“It was like a kick in the teeth,” explains Luz Elena, director of the organisation of feminist cabaret artists Las Reinas Chulas Cabaret y Derechos Humanos A.C., as she recalls first doing cabaret work in indigenous and peasant communities. “We realised that the real situation in the country was very bad and that we were living in a bubble. We had to become more proactive and contribute by doing what we did best: cabaret.”
That was the moment when Reinas Chulas, which at that point was already a renowned theatrical company, decided to also establish itself as a civil society organization. “Working with indigenous and peasant communities had opened our eyes in a variety of ways,” adds Ana Laura, Project Coordinator at Reinas Chulas. “On the one hand we observed in the field that cabaret is a powerful tool for connecting with women in the rural environment and counteracting the brutal male-dominated system that they live on a daily basis. But on the other hand we also identified a lot of things they have in common with those of us who live in the urban world outside of that reality, where we are supposedly ‘more civilised’.”
How did I swallow so much rubbish?
According to both women, during the process of performing cabaret, you can play a different role than the stereotypes of women repeated in Mexico’s melodrama television shows. You’re no longer a victim, but rather a critic and an agent of change. Cabaret allows you to laugh at yourself so that you can then laugh at what’s going on in the world around you too. “Humour brings you to a new place, and when you look back, you are shocked at what you learned, who you were, and what you believed. That’s when you realise why you react the way you do. That’s when you start asking yourself: How did I swallow so much rubbish?”
Over the last 14 years, the Reinas Chulas Civil Association has collaborated with different organisations to put cabaret at the service of society as educators, making it possible to talk about gender-based violence, sexual and reproductive rights, HIV, and sexual diversity. The Reinas Chulas know how to use humour as an effective political strategy for confronting the patriarchy and laughing at an oppressive system. “It's difficult, but not overly so,” says Luz Elena. “For example, when I rehearse, I always think that I have to try to find the way that my own father would understand. I think we all have one of those awkward relatives who resist change, a guy anchored in a male-dominated society who feels comfortable where he is and doesn’t want to become conscious of anything. How do we reach this person? By having a clear idea about what we want to say, saying it in a simple way and, of course, with humour.”
With cabaret, you can point fingers
Besides making a social impact with their cabaret group, the Reinas Chulas have even managed to make an impact on the political front. In 2014, having grown weary of being told that there was no money for culture, they started investigating the ministry’s finances and discovered that the money earmarked for culture was sometimes being spent on “courses teaching fingernail painting.” After sending the findings of their investigation to various delegations, they began being taken seriously as a bargaining partner. And it wasn’t only Reinas Chulas that gained credibility, but also other theatre groups working for change in cultural policy.

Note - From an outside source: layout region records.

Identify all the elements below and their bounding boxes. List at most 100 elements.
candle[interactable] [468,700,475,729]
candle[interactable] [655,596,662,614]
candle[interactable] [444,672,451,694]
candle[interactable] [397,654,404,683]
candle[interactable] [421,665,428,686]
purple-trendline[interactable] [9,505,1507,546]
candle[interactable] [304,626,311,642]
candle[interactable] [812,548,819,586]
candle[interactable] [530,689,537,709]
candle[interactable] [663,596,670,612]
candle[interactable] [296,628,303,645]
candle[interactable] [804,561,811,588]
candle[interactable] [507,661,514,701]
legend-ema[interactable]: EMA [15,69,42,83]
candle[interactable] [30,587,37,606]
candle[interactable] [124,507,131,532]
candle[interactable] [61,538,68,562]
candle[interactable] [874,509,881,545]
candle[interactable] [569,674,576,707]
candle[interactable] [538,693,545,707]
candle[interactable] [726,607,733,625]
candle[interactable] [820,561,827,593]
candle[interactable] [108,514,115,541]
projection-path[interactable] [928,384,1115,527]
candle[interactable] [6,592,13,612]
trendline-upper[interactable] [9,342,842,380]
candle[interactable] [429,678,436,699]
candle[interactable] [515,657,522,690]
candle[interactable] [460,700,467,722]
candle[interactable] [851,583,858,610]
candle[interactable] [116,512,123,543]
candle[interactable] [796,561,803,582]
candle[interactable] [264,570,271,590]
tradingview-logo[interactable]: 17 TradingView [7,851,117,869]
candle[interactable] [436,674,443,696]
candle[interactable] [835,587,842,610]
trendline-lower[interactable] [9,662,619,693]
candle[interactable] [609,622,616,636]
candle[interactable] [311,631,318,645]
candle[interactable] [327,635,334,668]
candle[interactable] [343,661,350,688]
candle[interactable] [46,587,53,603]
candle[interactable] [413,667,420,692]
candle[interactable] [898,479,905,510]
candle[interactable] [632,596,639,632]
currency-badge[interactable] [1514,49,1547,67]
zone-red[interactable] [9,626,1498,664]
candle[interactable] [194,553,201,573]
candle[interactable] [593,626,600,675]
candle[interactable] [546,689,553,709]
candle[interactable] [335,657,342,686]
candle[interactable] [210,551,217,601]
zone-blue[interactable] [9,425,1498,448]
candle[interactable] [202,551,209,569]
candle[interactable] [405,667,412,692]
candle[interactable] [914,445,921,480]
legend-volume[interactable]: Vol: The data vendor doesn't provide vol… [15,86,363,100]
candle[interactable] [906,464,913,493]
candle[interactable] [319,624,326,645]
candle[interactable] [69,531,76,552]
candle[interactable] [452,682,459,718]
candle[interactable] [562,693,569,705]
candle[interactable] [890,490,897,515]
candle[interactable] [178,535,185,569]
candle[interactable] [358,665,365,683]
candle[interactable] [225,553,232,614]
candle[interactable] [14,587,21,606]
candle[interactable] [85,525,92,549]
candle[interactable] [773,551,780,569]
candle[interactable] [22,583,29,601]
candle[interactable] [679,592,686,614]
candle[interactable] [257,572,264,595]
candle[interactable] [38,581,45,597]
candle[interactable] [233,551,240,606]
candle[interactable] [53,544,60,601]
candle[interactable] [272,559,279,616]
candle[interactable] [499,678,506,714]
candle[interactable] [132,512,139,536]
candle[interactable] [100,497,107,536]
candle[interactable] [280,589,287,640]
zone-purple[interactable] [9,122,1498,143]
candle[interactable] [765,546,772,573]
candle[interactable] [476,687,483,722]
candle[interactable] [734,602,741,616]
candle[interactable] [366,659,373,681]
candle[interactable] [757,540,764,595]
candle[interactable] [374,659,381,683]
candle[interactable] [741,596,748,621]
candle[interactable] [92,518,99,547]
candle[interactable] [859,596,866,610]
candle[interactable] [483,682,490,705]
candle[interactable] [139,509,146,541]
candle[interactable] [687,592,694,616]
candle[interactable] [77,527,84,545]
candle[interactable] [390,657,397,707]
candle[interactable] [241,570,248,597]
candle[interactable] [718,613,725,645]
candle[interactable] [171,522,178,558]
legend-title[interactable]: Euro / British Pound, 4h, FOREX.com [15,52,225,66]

“We want a world that is more enjoyable, more inclusive.”
In fact, in 2015 the Reinas Chulas were invited to parliament so the government could give them the Medal of Artistic Merit. Of course, they used this occasion to challenge the MPs authority, and take them to task on their incompetent behaviour as leaders. “But we didn’t go as Reinas Chulas. We went in costume as Buddha, Jesus, Santa Rita, and the Aztec goddess Coyolxauhqui. We didn’t want to show our appreciation for the award, but to deliver a direct, front-on condemnation of how resources are being spent. Certain legislators felt quite uncomfortable and even left the event. This act clearly demonstrated the power cabaret has to point fingers at people and force them to examine their own actions. We thought it was spectacular.”
Making the whole world a cabaret
The Reinas Chulas see themselves as a leading organisation both nationally and internationally that occupies a space of citizens’ power to make an impact on public policy, but above all, their dream is to turn the whole world into a cabaret. “By that, we don’t just mean being able to do cabaret, but also being able to laugh more: at ourselves, at what’s happening, and at our environment. We want a world that is more enjoyable, more inclusive.”